Gözkapaklarımın üzerinde sanki tonlarca ağırlık var. Zorlayarak da olsa gözlerimi açmayı başarıyorum. Bulunduğum yer bir kompartıman. Karşımda, köylü kasketli, pos bıyıklı, altmış yaşlarında bir adam oturuyor. Adamı da hatırlamıyorum, buraya nasıl geldiğimi de… Gidiyoruz…
Hareket halinde bir tren ve o trende boşlukta ben ve karşımda bana bakan bir adam ve tavanda sarı, ölgün bir ışık… Pencerenin ardında karanlığın derinliği dışında hiçbir şey yok, ne bir sokak lambasının ne de bir evin aydınlığı. Karanlığın içinde, karanlığın içine gidiyoruz.
Garip… Neden bu kadar sakinim bilmiyorum. Boşluk, sanki beni rahatlatan bir duygu… Çok koşmuş çok yorulmuş, sonra da yemyeşil çimenlerin üzerine uzanmış gibi, ya da deli gibi susayıp kana kana su içmiş gibi, ya da belki de sadece bedenim canlı, ruhum ölü gibi…
İhtiyar adamın gözleri üzerimde…
“Beyefendi, çok özür dilerim, size çok garip gelecek bir soru olacak bu biliyorum, ama nereye gidiyor bu tren?”
“Asıl sen nereye gidiyorsun?” diyor ihtiyar adam, soruma aldırmadan.

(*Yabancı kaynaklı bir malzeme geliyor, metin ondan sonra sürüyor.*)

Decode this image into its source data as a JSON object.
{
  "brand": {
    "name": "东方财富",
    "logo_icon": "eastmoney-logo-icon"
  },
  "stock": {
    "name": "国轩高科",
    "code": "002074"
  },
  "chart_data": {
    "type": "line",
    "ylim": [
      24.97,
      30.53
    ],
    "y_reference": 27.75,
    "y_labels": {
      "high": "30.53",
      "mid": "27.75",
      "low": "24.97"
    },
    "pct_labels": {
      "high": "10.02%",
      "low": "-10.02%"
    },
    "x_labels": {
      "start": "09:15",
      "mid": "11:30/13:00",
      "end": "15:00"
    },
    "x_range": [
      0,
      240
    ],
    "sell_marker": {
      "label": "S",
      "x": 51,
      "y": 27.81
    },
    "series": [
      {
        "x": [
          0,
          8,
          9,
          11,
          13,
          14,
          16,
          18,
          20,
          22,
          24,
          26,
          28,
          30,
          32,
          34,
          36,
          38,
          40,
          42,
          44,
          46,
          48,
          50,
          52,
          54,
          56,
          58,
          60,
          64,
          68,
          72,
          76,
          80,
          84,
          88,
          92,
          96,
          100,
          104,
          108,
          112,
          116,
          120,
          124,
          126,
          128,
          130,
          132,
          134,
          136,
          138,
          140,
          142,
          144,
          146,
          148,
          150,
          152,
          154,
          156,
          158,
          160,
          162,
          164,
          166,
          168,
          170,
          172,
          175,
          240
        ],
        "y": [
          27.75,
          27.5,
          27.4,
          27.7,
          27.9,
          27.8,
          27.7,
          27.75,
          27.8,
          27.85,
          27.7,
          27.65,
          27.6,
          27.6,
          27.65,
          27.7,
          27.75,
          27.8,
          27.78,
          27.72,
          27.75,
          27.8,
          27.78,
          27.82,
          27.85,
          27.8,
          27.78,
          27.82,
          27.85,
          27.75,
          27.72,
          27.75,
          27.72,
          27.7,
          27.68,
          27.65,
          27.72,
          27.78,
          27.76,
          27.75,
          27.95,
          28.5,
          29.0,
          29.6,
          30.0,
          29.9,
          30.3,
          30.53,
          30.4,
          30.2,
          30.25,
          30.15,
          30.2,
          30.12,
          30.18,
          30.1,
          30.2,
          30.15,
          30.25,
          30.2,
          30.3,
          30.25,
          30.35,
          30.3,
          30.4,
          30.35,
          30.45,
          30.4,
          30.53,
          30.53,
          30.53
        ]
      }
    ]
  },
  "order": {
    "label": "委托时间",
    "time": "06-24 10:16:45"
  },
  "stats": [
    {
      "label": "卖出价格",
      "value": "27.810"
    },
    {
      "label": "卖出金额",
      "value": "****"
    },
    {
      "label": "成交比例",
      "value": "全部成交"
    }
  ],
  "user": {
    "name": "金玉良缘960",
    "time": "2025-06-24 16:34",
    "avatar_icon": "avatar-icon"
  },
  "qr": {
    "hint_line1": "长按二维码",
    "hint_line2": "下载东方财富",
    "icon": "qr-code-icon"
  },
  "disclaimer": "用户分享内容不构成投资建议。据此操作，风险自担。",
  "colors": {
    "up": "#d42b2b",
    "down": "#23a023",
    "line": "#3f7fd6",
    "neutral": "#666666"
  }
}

Saatine bakıyor, sonra hiçbir şey söylemeden oflayarak yerinden kalkıyor, kompartıman kapısını açıp uzunca bir süre süzüyor beni, başını iki yana sallayıp dışarı çıkıyor. Tuhaf biri diye düşünüyorum, çok tuhaf. Şimdi bu hareket halindeki eski trende, eski kompartımanda bir başınayım. Hafızamı kaybetmiş olabilirim, belki bir kaza geçirdim ya da trene binerken başımı çarptım. Bir yerimde kanama, ağrı sızı var mı diye yokluyorum kendimi, bir şeyim yok, en azından fiziksel bir şey. Kompartımanda ne bavul, ne de başka eşya var. Dört kişilik bu yerde, geçmişsiz öylece duruyorum. Üzerimde kim olduğumu gösterecek bir kimlik, bir ipucu da yok. Cüzdanım ve param da… Hatta biletim… Belki de yapmam gereken en iyi şey, koridora çıkıp birilerini ya da kondüktörü bulmak ve gelen ilk istasyon neresiyse orada inmek. Tam o sırada, güzel bir kadın giriyor kompartımandan içeri. Onu görünce yerimden kıpırdamıyorum. Kadın, başını hafifçe eğerek selam veriyor. Karşılık veriyorum ben de. Otuzlu yaşlarda olmalı. Üzerinde bir kot, evden aceleyle çıkmış görüntüsü veren yanları sarkmış bir tişört var.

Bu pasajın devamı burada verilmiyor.